Jose Saramago, Portuguese novelist and 1998 Nobel Prize winner for literature, gave a most wonderful speech, of which, I quote in part here.
Having spoken of his grandparents, Portuguese peasant villagers, and of characters in his early novels, he went on to say:
"It was with such men and women risen from the ground, real people first, figures of fiction later, that I learned how to be patient, to trust and to confide in time, that same time that simultaneously builds and destroys us in order to build and once more to destroy us. The only thing I am not sure of having assimilated satisfactorily is something that the hardship of those experiences turned into virtues in those women and men: a naturally austere attitude towards life. Having in mind, however, that the lesson learned still after more than twenty years remains intact in my memory, that every day I feel its presence in my spirit like a persistent summons, I haven't lost, not yet at least, the hope of meriting a little more the greatness of those examples of dignity proposed to me in the vast immensity of the plains of Alentejo."
Saramago could've been speaking about the sandanielese, the people from my ancestral town of San Daniele del Friuli in northeastern Italy.
The persistent presence of a a "naturally austere attitude" and meriting the greatness of "examples of dignity" would be something, I, too, knew and felt the same about my grandparents. I assimilated some not all of this way of being in the world, though I think as I mature, I experience glimpses of it within myself. Friulians are known for being cold and gruff, aloof even. A protective mechanism, a shield of sorts, held over the heart and mind when strangers are near. I know Caesar's troops, the Huns, Lombards, Austrians, Venetians, and Napoleon himself have conquered the region, but the Friulians never let the invaders take their identity. Always Friulian first, Venetian or Italian a very distant second.
When I step off the airplane and my feet land on Italian soil, specifically the Veneto or Friuli regions, the current of energy that exists in that dirt jolts my spine, my senses. I immediately feel at home, even if the soles of my shoes touch only airport pavement, and it just about brings me to tears.
When I'm not in Friuli or the Veneto, my soul's home is somewhat lacking. I'm a first-generation dual Italian-Canadian citizen living in the USA. I'm only one generation away from being an Italian. I was born in Canada and though my formative first three and half decades were there, I don't feel so Canadian anymore. It was my parents choice to emigrate after WWII. They thought we'd have a better life in Canada, away from poverty and the chance for a better education. We had a decent upbringing on both the east then west coasts of Canada, but our parents made sure we never forgot where we came from. I'm eternally grateful that they didn't leave behind their Friulian heritage. That heritage is so deep within my DNA that when I'm in Friuli, I feel as if it is a racecar on a racetrack, coursing through my veins. I'm more truly alive there. I am a friuliana.

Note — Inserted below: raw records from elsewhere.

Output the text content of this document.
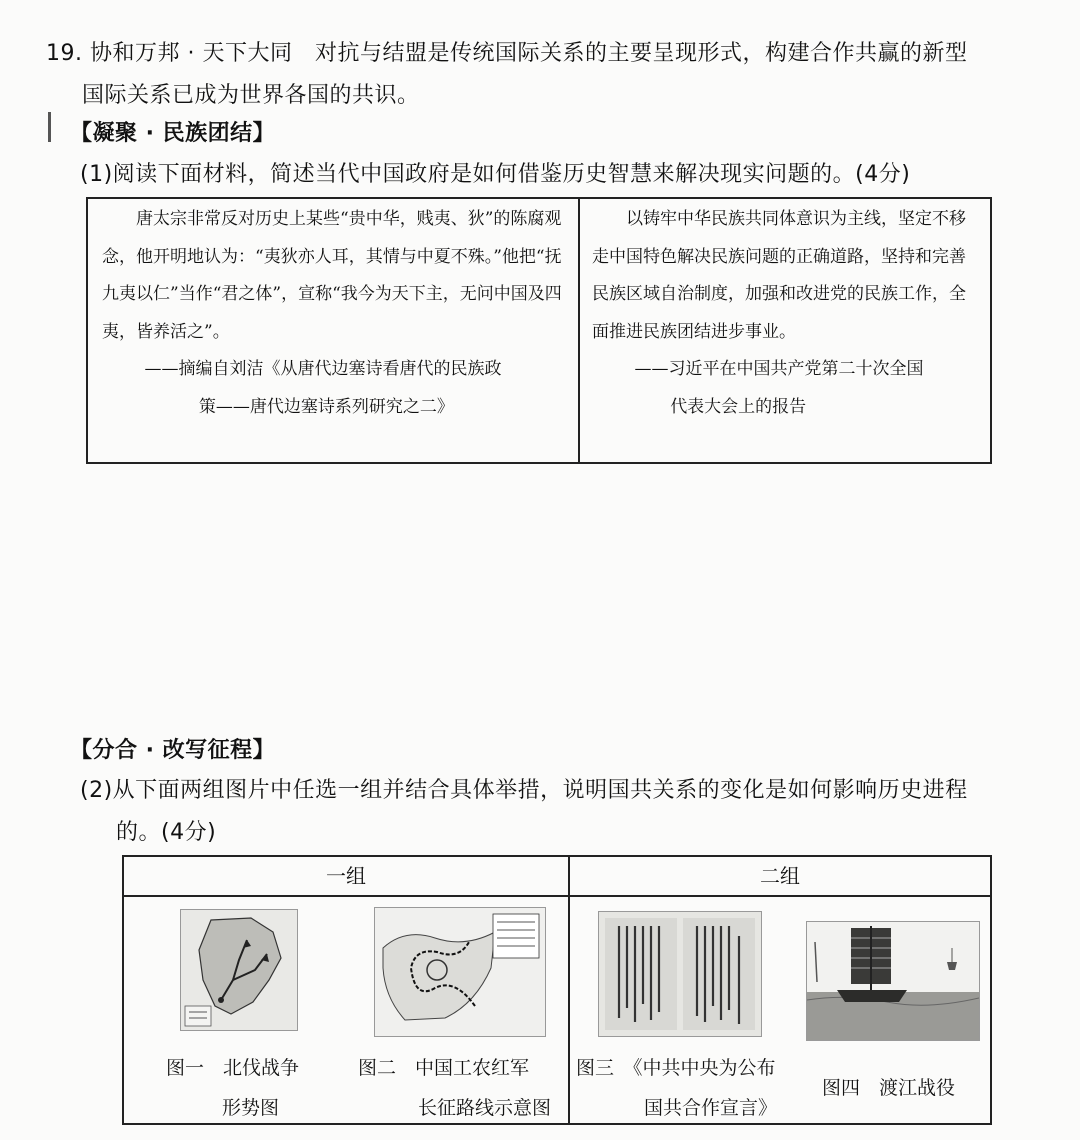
19. 协和万邦 · 天下大同　对抗与结盟是传统国际关系的主要呈现形式，构建合作共赢的新型
国际关系已成为世界各国的共识。
【凝聚 · 民族团结】
(1)阅读下面材料，简述当代中国政府是如何借鉴历史智慧来解决现实问题的。(4分)

唐太宗非常反对历史上某些“贵中华，贱夷、狄”的陈腐观念，他开明地认为：“夷狄亦人耳，其情与中夏不殊。”他把“抚九夷以仁”当作“君之体”，宣称“我今为天下主，无问中国及四夷，皆养活之”。

——摘编自刘洁《从唐代边塞诗看唐代的民族政

策——唐代边塞诗系列研究之二》

以铸牢中华民族共同体意识为主线，坚定不移走中国特色解决民族问题的正确道路，坚持和完善民族区域自治制度，加强和改进党的民族工作，全面推进民族团结进步事业。

——习近平在中国共产党第二十次全国

代表大会上的报告

【分合 · 改写征程】
(2)从下面两组图片中任选一组并结合具体举措，说明国共关系的变化是如何影响历史进程
的。(4分)
一组	二组
图一　北伐战争
形势图
图二　中国工农红军
长征路线示意图
图三　《中共中央为公布
国共合作宣言》
图四　渡江战役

When Saramago's grandfather suffered a stroke and was to be taken to Lisbon for treatment, Saramago recalled, "He went into the yard of his house, where there were a few trees, fig trees, olive trees. And he went one by one, embracing the trees and crying, saying goodbye to them because he knew he would not return. To see this, to live this, if that doesn't mark you for the rest of your life," Saramago said, "you have no feeling."
My maternal grandfather Antonio, my father Giuseppe, and my cousins Adriano and Livio would be nodding their heads at this story if they'd been given a chance to read what Saramago had written. That knowingness of where you come from and the people from whom you descend. It's a pulse that connects you forward and back in time to that place and those people. In my case, the Friulians, and more accurately, the sandanielese. My people. Though thousands of miles separate us, I am them and they are me.
For our 10th wedding anniversary, my husband and I privately renewed our wedding vows near an old cherry tree on my family's estate in San Daniele. I know that tree witnessed many melancholy but also wondrous times. Like all trees, it stores information. This one is the record keeper of my family's memories and secrets, good and bad, spanning many generations. Unlike Saramago's grandfather, I will return to the land of my foremothers and fathers, and I will fondly greet that cherry tree again. It holds meaning for me far beyond that quiet little ceremony six years ago. The men and women of my family, the "men and women risen from the ground, real people first"of Saramago fame, may never have had ceremonies under or near that tree. Regardless, knowing they walked past it every day and were nourished by its fruit every year warms the deepest corners of my heart.